O país sempre despertou interesse a Luís Machado, que é praticante de artes marciais, tinha amigos japoneses e visitou a ilha duas vezes antes de para lá se mudar. Da língua, diz, fala “alguma coisa” e conta pouco com a companhia de outros portugueses, já que a comunidade, na sua percepção, “é muito pequenina”.
Para o estudante, a grande dificuldade do país que escolheu para casa reside na forma como as pessoas se relacionam. “Estabelecer relações é mesmo muito difícil, de início. Estabelecer uma amizade é um processo demorado e parece não ser espontâneo ou natural, é uma coisa muito trabalhada”, relata. Ainda assim, Luís Machado assegura ter “quatro ou cinco pessoas” a quem já pode chamar amigos.

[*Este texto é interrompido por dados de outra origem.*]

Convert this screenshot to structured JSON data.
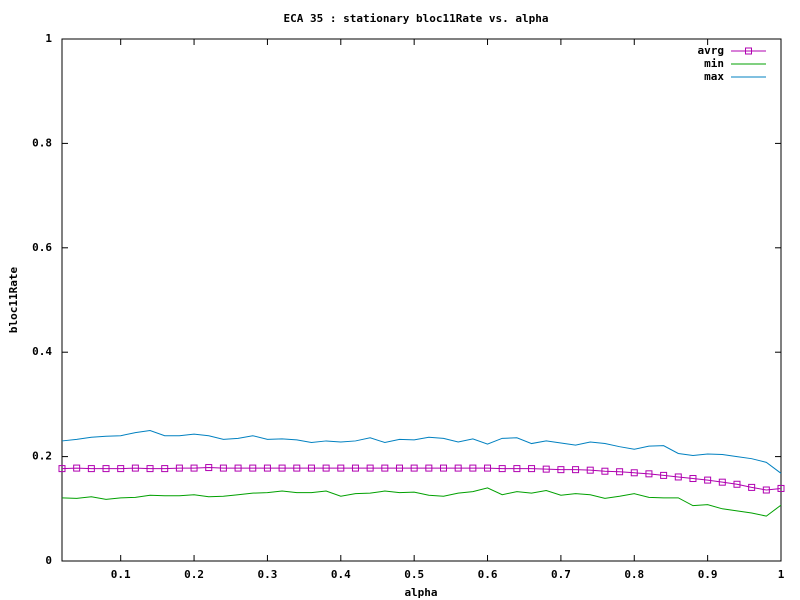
{
  "chart_data": {
    "type": "line",
    "title": "ECA 35 : stationary bloc11Rate vs. alpha",
    "x_label": "alpha",
    "y_label": "bloc11Rate",
    "x": [
      0.02,
      0.04,
      0.06,
      0.08,
      0.1,
      0.12,
      0.14,
      0.16,
      0.18,
      0.2,
      0.22,
      0.24,
      0.26,
      0.28,
      0.3,
      0.32,
      0.34,
      0.36,
      0.38,
      0.4,
      0.42,
      0.44,
      0.46,
      0.48,
      0.5,
      0.52,
      0.54,
      0.56,
      0.58,
      0.6,
      0.62,
      0.64,
      0.66,
      0.68,
      0.7,
      0.72,
      0.74,
      0.76,
      0.78,
      0.8,
      0.82,
      0.84,
      0.86,
      0.88,
      0.9,
      0.92,
      0.94,
      0.96,
      0.98,
      1.0
    ],
    "series": [
      {
        "name": "avrg",
        "color": "#b000b0",
        "marker": "square",
        "values": [
          0.177,
          0.178,
          0.177,
          0.177,
          0.177,
          0.178,
          0.177,
          0.177,
          0.178,
          0.178,
          0.179,
          0.178,
          0.178,
          0.178,
          0.178,
          0.178,
          0.178,
          0.178,
          0.178,
          0.178,
          0.178,
          0.178,
          0.178,
          0.178,
          0.178,
          0.178,
          0.178,
          0.178,
          0.178,
          0.178,
          0.177,
          0.177,
          0.177,
          0.176,
          0.175,
          0.175,
          0.174,
          0.172,
          0.171,
          0.169,
          0.167,
          0.164,
          0.161,
          0.158,
          0.155,
          0.151,
          0.147,
          0.141,
          0.136,
          0.139
        ]
      },
      {
        "name": "min",
        "color": "#00a000",
        "values": [
          0.121,
          0.12,
          0.123,
          0.118,
          0.121,
          0.122,
          0.126,
          0.125,
          0.125,
          0.127,
          0.123,
          0.124,
          0.127,
          0.13,
          0.131,
          0.134,
          0.131,
          0.131,
          0.134,
          0.124,
          0.129,
          0.13,
          0.134,
          0.131,
          0.132,
          0.126,
          0.124,
          0.13,
          0.133,
          0.14,
          0.127,
          0.133,
          0.13,
          0.135,
          0.126,
          0.129,
          0.127,
          0.12,
          0.124,
          0.129,
          0.122,
          0.121,
          0.121,
          0.106,
          0.108,
          0.1,
          0.096,
          0.092,
          0.086,
          0.107
        ]
      },
      {
        "name": "max",
        "color": "#0080c0",
        "values": [
          0.23,
          0.233,
          0.237,
          0.239,
          0.24,
          0.246,
          0.25,
          0.24,
          0.24,
          0.243,
          0.24,
          0.233,
          0.235,
          0.24,
          0.233,
          0.234,
          0.232,
          0.227,
          0.23,
          0.228,
          0.23,
          0.236,
          0.227,
          0.233,
          0.232,
          0.237,
          0.235,
          0.228,
          0.234,
          0.224,
          0.235,
          0.236,
          0.225,
          0.23,
          0.226,
          0.222,
          0.228,
          0.225,
          0.219,
          0.214,
          0.22,
          0.221,
          0.206,
          0.202,
          0.205,
          0.204,
          0.2,
          0.196,
          0.189,
          0.168
        ]
      }
    ],
    "xlim": [
      0.02,
      1
    ],
    "ylim": [
      0,
      1
    ],
    "xticks": [
      0.1,
      0.2,
      0.3,
      0.4,
      0.5,
      0.6,
      0.7,
      0.8,
      0.9,
      1
    ],
    "yticks": [
      0,
      0.2,
      0.4,
      0.6,
      0.8,
      1
    ],
    "legend": "top-right"
  }
}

As dificuldades relacionais – que, aliás, já está a ultrapassar – são compensadas por aquilo que considera uma das maiores vantagens do Japão: a comida. “Todos os dias saio de casa e sei que vou ter um bom dia, apenas pela variedade que há. Adoro qualquer uma delas, mas a minha preferida é udon, um tipo de massa grossa”.
O novo australiano
O mais recente dos expatriados da lista é Gonçalo Silva, que aterrou em Brisbane, na Austrália, há menos de um mês. A saída de Portugal foi motivada pela falta de emprego mas a escolha do destino foi ditada pelo coração: a namorada do licenciado em Geografia é australiana e, depois de meio ano a tentar a sorte em Portugal, o casal decidiu rumar à Oceânia.
É a primeira vez que o jovem de 24 anos vive fora de Portugal e tendo chegado dia 10 de Dezembro já ultrapassou a fronteira psicológica das duas semanas, o máximo de tempo que esteve de férias. “A visão de um português habituado a viver em Portugal é de que é tudo muito exótico. Basta olhar pela janela, é tudo diferente, as casas, as plantas, os animais. Um das coisas que mais diferença me fez foi ver conduzir do outro lado da estrada”, descreve.

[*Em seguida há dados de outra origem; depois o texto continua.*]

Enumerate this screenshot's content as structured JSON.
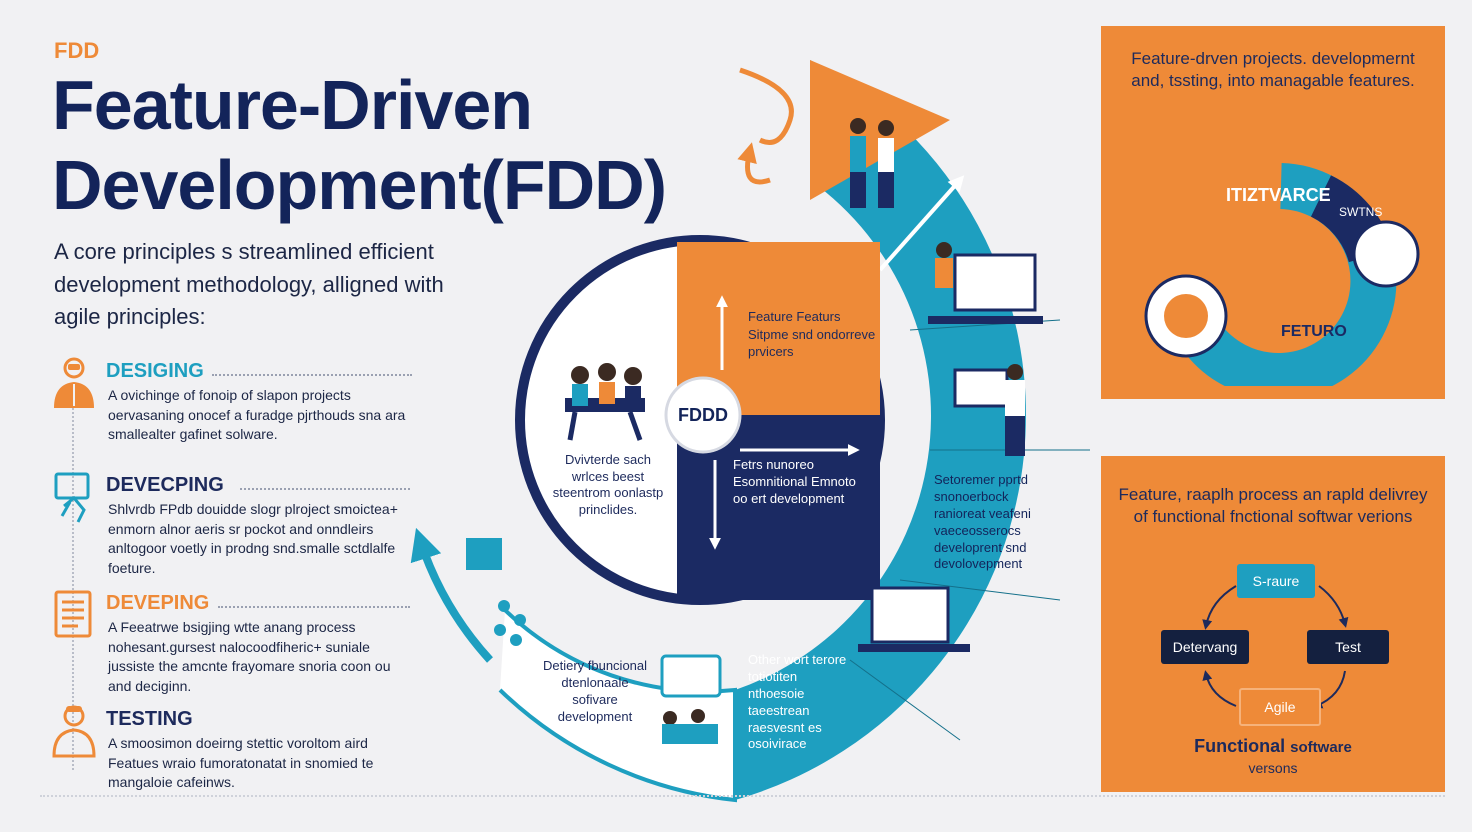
{
  "header": {
    "kicker": "FDD",
    "title_line1": "Feature-Driven",
    "title_line2": "Development(FDD)",
    "intro": "A core principles s streamlined efficient development methodology, alligned with agile principles:"
  },
  "steps": [
    {
      "label": "DESIGING",
      "color": "#1e9fc0",
      "icon": "designer-person-icon",
      "desc": "A ovichinge of fonoip of slapon projects oervasaning onocef a furadge pjrthouds sna ara smallealter gafinet solware."
    },
    {
      "label": "DEVECPING",
      "color": "#1d2a5c",
      "icon": "monitor-hand-icon",
      "desc": "Shlvrdb FPdb douidde slogr plroject smoictea+ enmorn alnor aeris sr pockot and onndleirs anltogoor voetly in prodng snd.smalle sctdlalfe foeture."
    },
    {
      "label": "DEVEPING",
      "color": "#ee8a38",
      "icon": "document-stack-icon",
      "desc": "A Feeatrwe bsigjing wtte anang process nohesant.gursest nalocoodfiheric+ suniale jussiste the amcnte frayomare snoria coon ou and deciginn."
    },
    {
      "label": "TESTING",
      "color": "#1d2a5c",
      "icon": "tester-person-icon",
      "desc": "A smoosimon doeirng stettic voroltom aird Featues wraio fumoratonatat in snomied te mangaloie cafeinws."
    }
  ],
  "wheel": {
    "center_label": "FDDD",
    "q_top_right": "Feature Featurs Sitpme snd ondorreve prvicers",
    "q_bottom_left": "Dvivterde sach wrlces beest steentrom oonlastp princlides.",
    "q_bottom_right": "Fetrs nunoreo Esomnitional Emnoto oo ert development",
    "ring_right_text": "Setoremer pprtd snonoerbock ranioreat veafeni vaeceosserocs developrent snd devolovepment",
    "ring_bottom_text": "Other wort terore totiotiten nthoesoie taeestrean raesvesnt es osoivirace",
    "ring_bottom_left_text": "Detiery fbuncional dtenlonaale sofivare development"
  },
  "panel_top": {
    "text": "Feature-drven projects. developmernt and, tssting, into managable features.",
    "ring_labels": [
      "ITIZTVARCE",
      "FETURO",
      "SWTNS"
    ]
  },
  "panel_bottom": {
    "text": "Feature, raaplh process an rapld delivrey of functional fnctional softwar verions",
    "cycle": [
      "S-raure",
      "Test",
      "Agile",
      "Detervang"
    ],
    "footer_bold": "Functional",
    "footer_rest": "software",
    "footer_sub": "versons"
  },
  "colors": {
    "orange": "#ee8a38",
    "navy": "#13245a",
    "teal": "#1e9fc0"
  }
}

A busca por emprego já começou, mas ainda é cedo para dar frutos. O objectivo é conseguir um lugar numa empresa de minas “algo em que há muito emprego por aqui”, explica.
O casal mora em Brisbane, terra-natal da namorada, que está já empregada, mas não põe de parte a ideia de rumar a Sidney. Por agora, os dias de Gonçalo Silva são calmos: “Como ainda não tenho emprego, de manhã fico em casa, faço a minha lide doméstica e depois vou conhecer um bocadinho melhor Brisbane”. Mais tarde, o casal faz escalada, desporto pelo qual partilham o gosto.
A ideia, por agora, é ficar. “Pelo menos três ou quatro anos para conseguir voltar a Portugal de forma confortável, ter casa sem hipotecas e essas coisas todas”, conta. Pela Austrália não sente sinais da crise económica que o fez mudar de continente. “Vive-se de forma confortável por cá. É claro que não estão em dificuldades”, aponta. Mas não é só o factor financeiro que agrada ao jovem: “Viver deste lado do mundo traz outras oportunidades e estar perto da Ásia é, sem dúvida, muito interessante”.